All of your examples show that people can act extremely irrationally -- doesn't that conflict with an economic model that relies on the premise that all agents in the system are acting in their rational self-interest?
In the context of economic self-interest, rationality =! reason.
Moving your hand away from a flame because it hurts is rational. Jumping because a loud noise scares you is rational. Getting upset with somebody because you don't like their skin color is rational. Buying Lucky Charms because you want Lucky Charms is rational. Buying Fruit Loops instead, for whatever reason, is also rational. Cutting yourself because you like pain is rational. Attempting an unsuccessful suicide because you want attention is rational.
In a sense, doing what you want is the most rational thing you can do. Irrational would be if your hand touches a hot burner and your brain sends all the signals that it's hot and you feel the pain and you think the pain and you have no reason whatsoever to not pull your hand away, yet you don't pull your hand away. In this sense, irrationality is describing the impossible. This is rational: wanting something is wanting it. This is irrational: wanting something is not wanting it.
Economic rationality is like saying that organisms are causal agents. Economists describe rationality through utility because that's the only way it makes sense. The other options are that behavior is random or counter-rational like the leave-hand-on-burner-even-though-brain-says-pull-away example.
Probably all of the confusion can be cleared up by noting that rationality in economics is totally different than the way the term is used colloquially and in other fields. Economic rationality has nothing to do with it being "good" or "smart" but with it being what you most want at the time.
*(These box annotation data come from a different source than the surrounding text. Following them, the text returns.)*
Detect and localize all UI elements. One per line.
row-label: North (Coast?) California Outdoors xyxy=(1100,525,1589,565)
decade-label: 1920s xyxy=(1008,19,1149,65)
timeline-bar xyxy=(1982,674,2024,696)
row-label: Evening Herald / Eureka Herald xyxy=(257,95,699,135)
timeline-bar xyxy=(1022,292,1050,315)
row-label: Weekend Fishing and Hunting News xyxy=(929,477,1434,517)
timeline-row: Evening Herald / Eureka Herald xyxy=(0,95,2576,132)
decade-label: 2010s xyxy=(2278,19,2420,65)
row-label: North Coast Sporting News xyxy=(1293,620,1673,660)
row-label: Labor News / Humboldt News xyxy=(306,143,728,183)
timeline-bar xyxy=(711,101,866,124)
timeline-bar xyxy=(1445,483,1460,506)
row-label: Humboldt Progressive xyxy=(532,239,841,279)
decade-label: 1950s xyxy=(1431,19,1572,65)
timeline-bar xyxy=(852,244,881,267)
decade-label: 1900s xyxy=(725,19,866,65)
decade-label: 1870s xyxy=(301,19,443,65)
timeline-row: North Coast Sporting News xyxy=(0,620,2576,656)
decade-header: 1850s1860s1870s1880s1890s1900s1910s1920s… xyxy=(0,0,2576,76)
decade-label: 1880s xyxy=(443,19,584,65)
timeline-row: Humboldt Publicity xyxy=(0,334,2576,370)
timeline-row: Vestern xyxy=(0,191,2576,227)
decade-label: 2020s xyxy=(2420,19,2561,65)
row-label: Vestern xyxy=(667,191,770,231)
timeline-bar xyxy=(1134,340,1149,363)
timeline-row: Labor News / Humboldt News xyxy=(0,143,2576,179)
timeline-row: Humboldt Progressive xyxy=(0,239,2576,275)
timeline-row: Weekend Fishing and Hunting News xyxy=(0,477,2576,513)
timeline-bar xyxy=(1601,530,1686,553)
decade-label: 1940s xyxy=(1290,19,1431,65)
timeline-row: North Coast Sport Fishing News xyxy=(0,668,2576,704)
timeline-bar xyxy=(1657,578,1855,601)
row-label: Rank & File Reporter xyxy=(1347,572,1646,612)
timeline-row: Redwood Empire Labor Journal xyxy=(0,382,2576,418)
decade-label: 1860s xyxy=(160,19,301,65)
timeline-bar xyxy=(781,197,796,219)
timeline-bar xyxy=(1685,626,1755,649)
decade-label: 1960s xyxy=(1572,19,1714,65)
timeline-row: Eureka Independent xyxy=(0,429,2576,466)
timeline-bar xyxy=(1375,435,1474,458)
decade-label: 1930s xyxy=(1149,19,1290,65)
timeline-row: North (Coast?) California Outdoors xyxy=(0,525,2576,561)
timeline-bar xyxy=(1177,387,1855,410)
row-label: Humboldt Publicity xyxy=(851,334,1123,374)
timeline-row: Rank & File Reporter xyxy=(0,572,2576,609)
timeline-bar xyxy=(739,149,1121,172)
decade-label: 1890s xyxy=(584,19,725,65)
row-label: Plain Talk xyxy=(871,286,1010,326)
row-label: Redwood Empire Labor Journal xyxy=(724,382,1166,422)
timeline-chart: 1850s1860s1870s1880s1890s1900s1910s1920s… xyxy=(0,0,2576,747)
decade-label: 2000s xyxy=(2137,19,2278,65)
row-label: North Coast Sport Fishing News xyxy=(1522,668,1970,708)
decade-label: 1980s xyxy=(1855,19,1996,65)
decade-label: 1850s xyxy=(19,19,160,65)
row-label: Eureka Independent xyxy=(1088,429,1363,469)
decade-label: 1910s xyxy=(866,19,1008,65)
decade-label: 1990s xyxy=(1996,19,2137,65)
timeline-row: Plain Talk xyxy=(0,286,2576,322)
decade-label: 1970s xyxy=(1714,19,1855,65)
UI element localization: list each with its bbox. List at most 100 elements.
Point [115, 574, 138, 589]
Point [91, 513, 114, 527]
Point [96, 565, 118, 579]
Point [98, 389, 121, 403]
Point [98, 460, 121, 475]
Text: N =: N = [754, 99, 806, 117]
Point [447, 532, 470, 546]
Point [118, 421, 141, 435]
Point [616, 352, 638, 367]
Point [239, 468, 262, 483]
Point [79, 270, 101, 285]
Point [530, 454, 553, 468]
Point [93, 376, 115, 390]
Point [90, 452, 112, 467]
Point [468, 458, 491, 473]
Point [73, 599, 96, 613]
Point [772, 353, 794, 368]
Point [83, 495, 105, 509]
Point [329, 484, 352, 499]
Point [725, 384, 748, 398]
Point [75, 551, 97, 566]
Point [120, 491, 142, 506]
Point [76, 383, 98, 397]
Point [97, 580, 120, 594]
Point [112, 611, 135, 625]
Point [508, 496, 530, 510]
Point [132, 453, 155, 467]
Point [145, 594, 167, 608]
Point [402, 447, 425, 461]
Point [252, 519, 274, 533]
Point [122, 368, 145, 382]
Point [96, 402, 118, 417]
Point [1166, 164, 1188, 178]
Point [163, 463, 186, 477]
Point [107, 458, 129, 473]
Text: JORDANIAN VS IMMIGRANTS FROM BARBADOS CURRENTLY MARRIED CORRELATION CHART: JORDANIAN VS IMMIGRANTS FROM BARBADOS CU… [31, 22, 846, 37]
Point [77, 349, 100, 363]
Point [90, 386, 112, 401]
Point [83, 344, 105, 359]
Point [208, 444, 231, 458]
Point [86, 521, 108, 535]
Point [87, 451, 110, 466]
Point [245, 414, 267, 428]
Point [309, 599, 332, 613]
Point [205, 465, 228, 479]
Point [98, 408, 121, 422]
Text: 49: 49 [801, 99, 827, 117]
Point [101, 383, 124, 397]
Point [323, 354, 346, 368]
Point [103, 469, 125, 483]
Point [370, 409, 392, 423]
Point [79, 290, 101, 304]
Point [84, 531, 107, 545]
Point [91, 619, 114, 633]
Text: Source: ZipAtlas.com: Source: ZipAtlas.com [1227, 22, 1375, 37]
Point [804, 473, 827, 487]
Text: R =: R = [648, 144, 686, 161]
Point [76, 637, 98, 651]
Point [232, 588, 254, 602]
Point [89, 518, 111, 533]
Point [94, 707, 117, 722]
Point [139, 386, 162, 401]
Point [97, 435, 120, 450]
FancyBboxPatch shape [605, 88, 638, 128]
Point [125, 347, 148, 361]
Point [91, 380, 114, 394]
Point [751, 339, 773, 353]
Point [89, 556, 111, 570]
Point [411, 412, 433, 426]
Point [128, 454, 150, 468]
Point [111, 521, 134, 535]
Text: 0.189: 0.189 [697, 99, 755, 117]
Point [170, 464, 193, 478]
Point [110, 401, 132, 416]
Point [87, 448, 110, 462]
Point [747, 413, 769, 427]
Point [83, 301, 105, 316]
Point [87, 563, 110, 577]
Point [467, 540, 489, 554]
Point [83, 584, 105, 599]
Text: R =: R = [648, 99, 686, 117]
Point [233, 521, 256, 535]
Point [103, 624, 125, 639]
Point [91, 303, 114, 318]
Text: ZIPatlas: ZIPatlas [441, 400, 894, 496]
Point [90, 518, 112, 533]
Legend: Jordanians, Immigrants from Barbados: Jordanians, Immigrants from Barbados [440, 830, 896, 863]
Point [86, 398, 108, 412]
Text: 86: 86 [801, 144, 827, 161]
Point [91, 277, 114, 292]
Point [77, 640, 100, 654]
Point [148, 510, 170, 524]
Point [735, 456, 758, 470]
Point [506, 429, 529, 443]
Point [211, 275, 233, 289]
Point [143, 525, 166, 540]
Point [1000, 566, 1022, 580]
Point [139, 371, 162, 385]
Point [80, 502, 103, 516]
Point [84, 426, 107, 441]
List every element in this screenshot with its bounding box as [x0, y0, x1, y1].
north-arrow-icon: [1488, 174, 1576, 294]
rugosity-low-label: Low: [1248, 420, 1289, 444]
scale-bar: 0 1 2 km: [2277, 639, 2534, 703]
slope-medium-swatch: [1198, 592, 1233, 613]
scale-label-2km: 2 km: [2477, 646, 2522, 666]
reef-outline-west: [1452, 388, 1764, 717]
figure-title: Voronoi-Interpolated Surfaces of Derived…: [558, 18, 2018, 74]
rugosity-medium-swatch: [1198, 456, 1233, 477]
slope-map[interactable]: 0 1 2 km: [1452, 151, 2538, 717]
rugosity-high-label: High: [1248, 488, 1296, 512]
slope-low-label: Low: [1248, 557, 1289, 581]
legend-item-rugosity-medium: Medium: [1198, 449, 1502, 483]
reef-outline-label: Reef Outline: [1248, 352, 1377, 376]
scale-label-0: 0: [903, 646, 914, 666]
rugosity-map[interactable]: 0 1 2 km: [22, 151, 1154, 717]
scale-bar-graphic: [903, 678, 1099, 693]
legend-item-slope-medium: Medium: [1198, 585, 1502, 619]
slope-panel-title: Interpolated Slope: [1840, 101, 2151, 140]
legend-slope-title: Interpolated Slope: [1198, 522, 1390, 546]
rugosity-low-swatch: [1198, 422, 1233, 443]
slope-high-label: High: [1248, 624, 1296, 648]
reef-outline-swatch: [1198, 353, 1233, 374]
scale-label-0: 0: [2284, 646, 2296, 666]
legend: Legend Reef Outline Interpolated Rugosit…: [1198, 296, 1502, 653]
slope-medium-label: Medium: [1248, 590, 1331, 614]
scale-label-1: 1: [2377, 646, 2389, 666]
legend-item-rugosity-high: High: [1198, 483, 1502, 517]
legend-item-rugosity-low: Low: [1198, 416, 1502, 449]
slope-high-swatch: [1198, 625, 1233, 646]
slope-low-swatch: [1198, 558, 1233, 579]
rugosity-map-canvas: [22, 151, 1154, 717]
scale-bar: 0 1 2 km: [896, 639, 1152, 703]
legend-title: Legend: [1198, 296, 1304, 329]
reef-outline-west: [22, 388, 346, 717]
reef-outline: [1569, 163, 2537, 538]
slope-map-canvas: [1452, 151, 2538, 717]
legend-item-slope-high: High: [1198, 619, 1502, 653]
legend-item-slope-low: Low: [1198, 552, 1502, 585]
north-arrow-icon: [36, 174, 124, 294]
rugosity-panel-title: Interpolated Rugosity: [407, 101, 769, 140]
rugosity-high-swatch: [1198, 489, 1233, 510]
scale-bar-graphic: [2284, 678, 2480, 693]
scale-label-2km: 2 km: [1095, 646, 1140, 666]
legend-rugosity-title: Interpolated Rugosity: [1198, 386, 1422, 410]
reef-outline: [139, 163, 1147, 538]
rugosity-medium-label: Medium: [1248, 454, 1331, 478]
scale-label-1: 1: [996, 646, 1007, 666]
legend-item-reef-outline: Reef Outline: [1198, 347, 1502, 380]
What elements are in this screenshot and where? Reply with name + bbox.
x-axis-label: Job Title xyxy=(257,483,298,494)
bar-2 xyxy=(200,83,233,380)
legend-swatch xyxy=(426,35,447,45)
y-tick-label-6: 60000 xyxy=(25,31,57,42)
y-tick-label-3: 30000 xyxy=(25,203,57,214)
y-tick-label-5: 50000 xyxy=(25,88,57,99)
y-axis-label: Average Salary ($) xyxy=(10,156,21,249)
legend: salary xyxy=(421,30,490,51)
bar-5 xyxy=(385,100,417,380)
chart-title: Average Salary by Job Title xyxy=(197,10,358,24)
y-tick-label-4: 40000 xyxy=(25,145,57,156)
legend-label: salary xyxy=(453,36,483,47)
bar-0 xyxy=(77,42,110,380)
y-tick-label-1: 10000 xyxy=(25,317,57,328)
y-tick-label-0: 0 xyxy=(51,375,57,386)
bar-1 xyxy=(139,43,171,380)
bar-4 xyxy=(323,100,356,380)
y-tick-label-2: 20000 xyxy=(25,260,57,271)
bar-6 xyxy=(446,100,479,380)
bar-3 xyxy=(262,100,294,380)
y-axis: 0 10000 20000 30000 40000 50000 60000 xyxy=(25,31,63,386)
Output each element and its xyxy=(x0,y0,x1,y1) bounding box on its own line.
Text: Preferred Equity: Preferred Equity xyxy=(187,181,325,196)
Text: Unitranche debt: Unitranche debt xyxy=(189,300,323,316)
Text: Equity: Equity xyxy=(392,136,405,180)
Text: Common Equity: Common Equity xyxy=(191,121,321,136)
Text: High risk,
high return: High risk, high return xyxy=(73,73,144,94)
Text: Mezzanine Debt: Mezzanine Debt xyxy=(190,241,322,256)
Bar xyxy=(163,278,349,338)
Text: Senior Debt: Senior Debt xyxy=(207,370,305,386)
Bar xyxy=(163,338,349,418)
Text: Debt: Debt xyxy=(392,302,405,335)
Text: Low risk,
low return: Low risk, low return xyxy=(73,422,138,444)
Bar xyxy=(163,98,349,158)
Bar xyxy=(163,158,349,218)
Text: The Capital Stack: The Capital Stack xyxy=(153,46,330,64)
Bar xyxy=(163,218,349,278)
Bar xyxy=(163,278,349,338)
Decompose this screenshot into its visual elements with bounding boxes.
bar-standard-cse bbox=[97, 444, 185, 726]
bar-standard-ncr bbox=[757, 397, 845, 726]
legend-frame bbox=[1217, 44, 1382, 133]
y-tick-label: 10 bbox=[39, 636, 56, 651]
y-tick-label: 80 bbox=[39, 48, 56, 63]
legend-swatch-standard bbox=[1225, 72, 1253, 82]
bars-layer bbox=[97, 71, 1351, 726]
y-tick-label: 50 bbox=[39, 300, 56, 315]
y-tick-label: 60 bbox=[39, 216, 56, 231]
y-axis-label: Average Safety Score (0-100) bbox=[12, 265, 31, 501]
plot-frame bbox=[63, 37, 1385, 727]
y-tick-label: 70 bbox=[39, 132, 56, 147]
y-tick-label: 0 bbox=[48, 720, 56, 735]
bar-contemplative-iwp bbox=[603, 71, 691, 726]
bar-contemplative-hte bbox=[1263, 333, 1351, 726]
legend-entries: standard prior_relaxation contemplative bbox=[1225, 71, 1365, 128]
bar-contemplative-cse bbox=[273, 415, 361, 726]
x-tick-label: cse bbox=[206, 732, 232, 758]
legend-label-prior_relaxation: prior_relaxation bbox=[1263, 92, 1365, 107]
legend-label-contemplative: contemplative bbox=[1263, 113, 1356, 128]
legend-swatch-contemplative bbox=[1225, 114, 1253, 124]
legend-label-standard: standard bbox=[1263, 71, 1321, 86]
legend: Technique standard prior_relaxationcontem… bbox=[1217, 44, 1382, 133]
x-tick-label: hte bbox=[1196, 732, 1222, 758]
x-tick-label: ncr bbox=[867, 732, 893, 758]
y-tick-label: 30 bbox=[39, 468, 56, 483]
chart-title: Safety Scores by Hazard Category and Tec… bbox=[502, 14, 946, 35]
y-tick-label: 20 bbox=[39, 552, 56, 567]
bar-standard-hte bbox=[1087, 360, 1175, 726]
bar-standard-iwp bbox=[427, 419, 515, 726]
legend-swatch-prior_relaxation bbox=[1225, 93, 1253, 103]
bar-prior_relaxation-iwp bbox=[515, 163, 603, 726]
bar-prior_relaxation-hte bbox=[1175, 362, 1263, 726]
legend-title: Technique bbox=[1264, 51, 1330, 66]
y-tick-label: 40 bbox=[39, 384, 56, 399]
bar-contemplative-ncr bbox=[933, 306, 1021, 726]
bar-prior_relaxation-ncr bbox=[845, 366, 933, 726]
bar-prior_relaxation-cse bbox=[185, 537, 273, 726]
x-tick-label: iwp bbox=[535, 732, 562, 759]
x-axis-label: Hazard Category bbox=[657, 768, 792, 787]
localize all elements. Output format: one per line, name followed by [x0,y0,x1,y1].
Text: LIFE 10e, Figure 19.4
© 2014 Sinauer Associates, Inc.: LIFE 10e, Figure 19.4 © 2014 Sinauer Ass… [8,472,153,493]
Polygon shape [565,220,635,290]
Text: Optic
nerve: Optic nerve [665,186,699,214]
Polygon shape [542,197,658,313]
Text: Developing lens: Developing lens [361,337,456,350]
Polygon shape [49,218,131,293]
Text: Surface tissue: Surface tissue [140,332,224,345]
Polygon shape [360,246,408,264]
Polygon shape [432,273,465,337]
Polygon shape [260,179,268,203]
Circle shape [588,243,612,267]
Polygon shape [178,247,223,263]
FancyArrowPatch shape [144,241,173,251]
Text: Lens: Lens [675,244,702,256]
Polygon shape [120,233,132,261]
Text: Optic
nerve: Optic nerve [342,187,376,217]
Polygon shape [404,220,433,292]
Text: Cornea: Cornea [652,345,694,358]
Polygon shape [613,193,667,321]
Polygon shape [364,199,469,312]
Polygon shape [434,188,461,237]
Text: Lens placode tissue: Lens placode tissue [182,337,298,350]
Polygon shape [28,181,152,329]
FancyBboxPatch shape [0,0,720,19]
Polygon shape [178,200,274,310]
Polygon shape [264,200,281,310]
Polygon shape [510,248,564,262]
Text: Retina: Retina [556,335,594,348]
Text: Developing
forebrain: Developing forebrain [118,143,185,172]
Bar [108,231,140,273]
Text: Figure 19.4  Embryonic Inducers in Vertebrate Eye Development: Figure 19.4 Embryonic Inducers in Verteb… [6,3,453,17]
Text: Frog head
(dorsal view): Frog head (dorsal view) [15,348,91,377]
Economic rationality may seem like an unimportant concept since it's completely arbitrary and unfalsifiable, but part of why economists like it is because it provides a useful perspective. For example, when you hear about somebody committing suicide, you think "it couldn't have been so bad, that was a bad decision, etc.", but what economists say is that the person committed suicide because it was the best option they saw, it was the thing they wanted the most. I would argue that this is intuitive. Even though you may think committing suicide for the types of reasons people typically do is unreasonable, I suspect you would agree that it only makes sense that somebody would do it if they saw it as the best option. I mean, when somebody kills himself, the net conscious/subconscious value assessment of his options is not "I most want to eat this burger;" it is instead "I most want to kill myself."